A committee set up by the Health Ministry to review its guidelines on seasonal influenza vaccination (H1N1), in the wake of a spurt in swine flu cases, has said there is "no need" for mass vaccination.
A committee set up by the Health Ministry to review its guidelines on seasonal influenza vaccination (H1N1), in the wake of a spurt in swine flu cases, has said there is “no need” for mass vaccination. The committee, headed by Dr A C Dhariwal, Director of the National Centre for Disease Control (NCDC), has also suggested vaccinating people aged over 65 and children six months to eight years on a case-by-case basis.
Swine flu has killed 1,714 people this year, six times the fatalities recorded last year, with a total of 34,009 cases reported across the country till September 17. As a result, the demand for vaccines has shot up across the country. “There is an increase in the demand for vaccines from states. However, globally, studies have shown that vaccination provides 60-70 per cent protection from the virus for about a year. Also, it takes at least two weeks for immunity to develop,” said a senior health ministry official. “The committee, in its report, has stated that mass vaccination is not recommended,” the official said.

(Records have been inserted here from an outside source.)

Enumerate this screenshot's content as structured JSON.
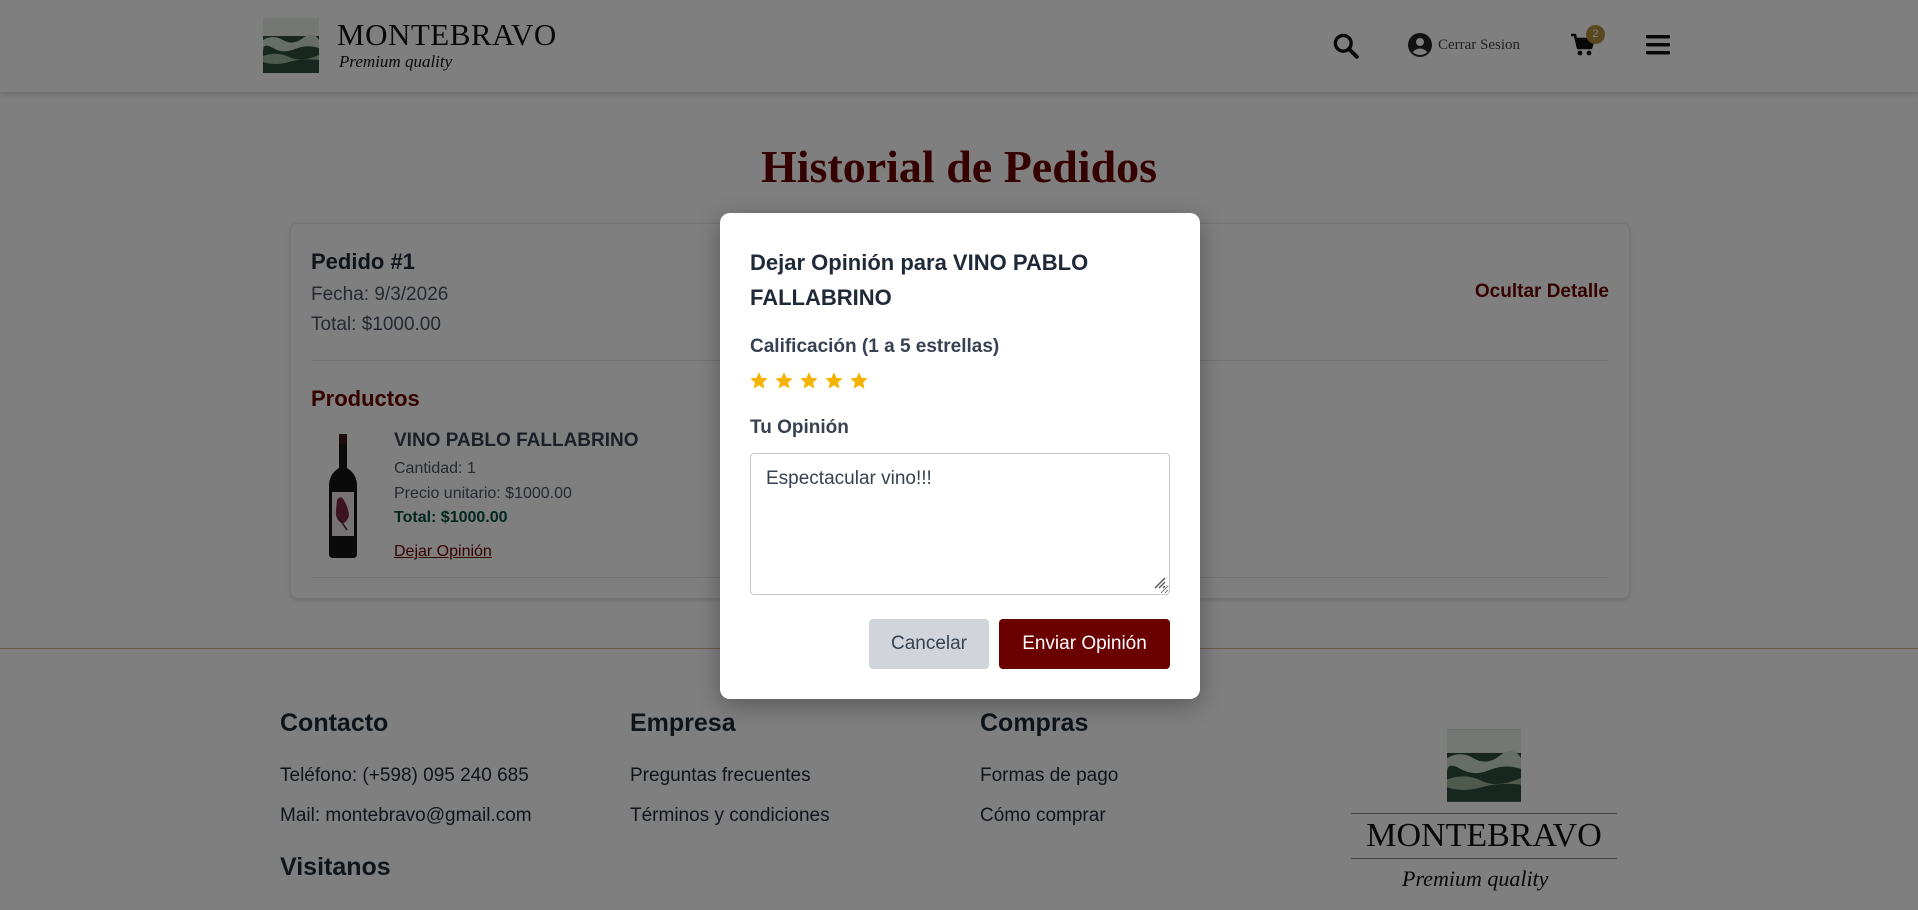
{
  "header": {
    "brand_name": "MONTEBRAVO",
    "brand_tagline": "Premium quality",
    "account_label": "Cerrar Sesion",
    "cart_count": "2",
    "icons": [
      "search-icon",
      "user-icon",
      "cart-icon",
      "menu-icon"
    ]
  },
  "main": {
    "title": "Historial de Pedidos",
    "order": {
      "number": "Pedido #1",
      "date": "Fecha: 9/3/2026",
      "total": "Total: $1000.00",
      "toggle_label": "Ocultar Detalle",
      "products_title": "Productos",
      "product": {
        "name": "VINO PABLO FALLABRINO",
        "quantity": "Cantidad: 1",
        "unit_price": "Precio unitario: $1000.00",
        "total": "Total: $1000.00",
        "review_link": "Dejar Opinión"
      }
    }
  },
  "footer": {
    "contact_title": "Contacto",
    "phone": "Teléfono: (+598) 095 240 685",
    "mail": "Mail: montebravo@gmail.com",
    "visitors_title": "Visitanos",
    "company_title": "Empresa",
    "faq": "Preguntas frecuentes",
    "terms": "Términos y condiciones",
    "purchases_title": "Compras",
    "payment": "Formas de pago",
    "how_to_buy": "Cómo comprar",
    "brand_name": "MONTEBRAVO",
    "brand_tagline": "Premium quality"
  },
  "modal": {
    "title": "Dejar Opinión para VINO PABLO FALLABRINO",
    "rating_label": "Calificación (1 a 5 estrellas)",
    "rating": 5,
    "rating_max": 5,
    "opinion_label": "Tu Opinión",
    "opinion_value": "Espectacular vino!!!",
    "cancel_label": "Cancelar",
    "submit_label": "Enviar Opinión"
  },
  "colors": {
    "accent": "#6b0000",
    "star": "#f5b301",
    "badge": "#b38f3e",
    "logo_green": "#2f4f3f"
  }
}
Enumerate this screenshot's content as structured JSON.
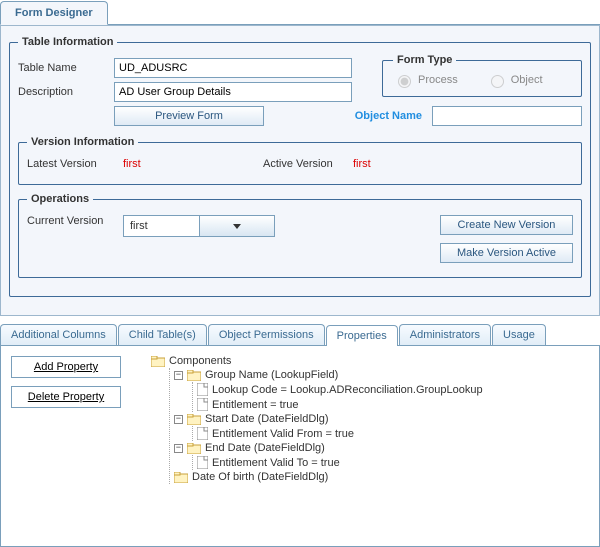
{
  "outer_tab": "Form Designer",
  "table_info": {
    "legend": "Table Information",
    "table_name_label": "Table Name",
    "table_name": "UD_ADUSRC",
    "description_label": "Description",
    "description": "AD User Group Details",
    "preview_button": "Preview Form",
    "form_type_legend": "Form Type",
    "form_type_process": "Process",
    "form_type_object": "Object",
    "object_name_label": "Object Name",
    "object_name": ""
  },
  "version_info": {
    "legend": "Version Information",
    "latest_label": "Latest Version",
    "latest": "first",
    "active_label": "Active Version",
    "active": "first"
  },
  "operations": {
    "legend": "Operations",
    "current_label": "Current Version",
    "current": "first",
    "create_btn": "Create New Version",
    "make_active_btn": "Make Version Active"
  },
  "lower_tabs": {
    "t0": "Additional Columns",
    "t1": "Child Table(s)",
    "t2": "Object Permissions",
    "t3": "Properties",
    "t4": "Administrators",
    "t5": "Usage"
  },
  "prop_buttons": {
    "add": "Add Property",
    "del": "Delete Property"
  },
  "tree": {
    "root": "Components",
    "n0": "Group Name (LookupField)",
    "n0c0": "Lookup Code = Lookup.ADReconciliation.GroupLookup",
    "n0c1": "Entitlement = true",
    "n1": "Start Date (DateFieldDlg)",
    "n1c0": "Entitlement Valid From = true",
    "n2": "End Date (DateFieldDlg)",
    "n2c0": "Entitlement Valid To = true",
    "n3": "Date Of birth (DateFieldDlg)"
  }
}
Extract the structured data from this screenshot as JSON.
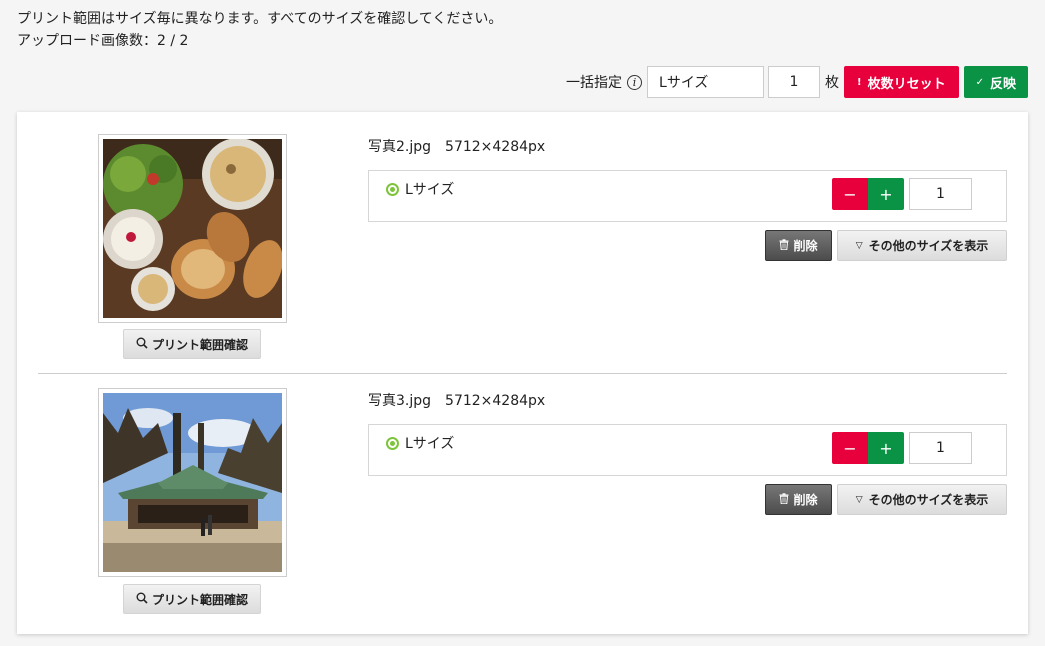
{
  "notice": {
    "line1": "プリント範囲はサイズ毎に異なります。すべてのサイズを確認してください。",
    "line2": "アップロード画像数：2 / 2"
  },
  "bulk": {
    "label": "一括指定",
    "info_icon": "info-icon",
    "size_value": "Lサイズ",
    "qty_value": "1",
    "unit": "枚",
    "reset_label": "枚数リセット",
    "reset_icon": "!",
    "apply_label": "反映",
    "apply_icon": "✓"
  },
  "items": [
    {
      "filename": "写真2.jpg",
      "dimensions": "5712×4284px",
      "size_name": "Lサイズ",
      "minus": "−",
      "plus": "+",
      "qty": "1",
      "preview_label": "プリント範囲確認",
      "delete_label": "削除",
      "more_label": "その他のサイズを表示"
    },
    {
      "filename": "写真3.jpg",
      "dimensions": "5712×4284px",
      "size_name": "Lサイズ",
      "minus": "−",
      "plus": "+",
      "qty": "1",
      "preview_label": "プリント範囲確認",
      "delete_label": "削除",
      "more_label": "その他のサイズを表示"
    }
  ],
  "colors": {
    "red": "#e8003d",
    "green": "#0a9245",
    "target": "#7dc43a"
  }
}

The ministry had earlier this month constituted the committee to redefine categories to be vaccinated on priority on the basis of the areas most hit by swine flu by revisting its guidelines on seasonal influenza vaccination (H1N1). According to the existing guidelines, vaccination is recommended for pregnant women, persons with chronic illnesses and co-morbid conditions such as chronic obstructive pulmonary disease, heart disease, diabetes, cancer, and an impaired immune system. It also recommends vaccination for health care workers in hospitals and institutional settings with a likelihood of exposure to influenza virus.
The guidelines state that elderly individuals above the age of 65 and children six months to eight years should also be vaccinated. “At a meeting, some states said if we consider all these age groups and conditions, then the demand exceeds the availability of vaccines in the market. “To meet this challenge, the committee was constituted to determine who all in the community should be vaccinated on the basis of high-risk zones,” Dr Dhariwal said.
Till September 17, 568 people have succumbed to H1N1 infections in Maharashtra, 413 have died in Gujarat, 165 in Rajasthan and 86 in Uttar Pradesh. Swine flu is a respiratory flu and has symptoms such as fever, sore throat, headache, cough, runny nose, diarrhoea, nausea and vomiting. It is highly contagious and spreads quickly from person to person. It was declared a pandemic in 2009 by the World Health Organisation.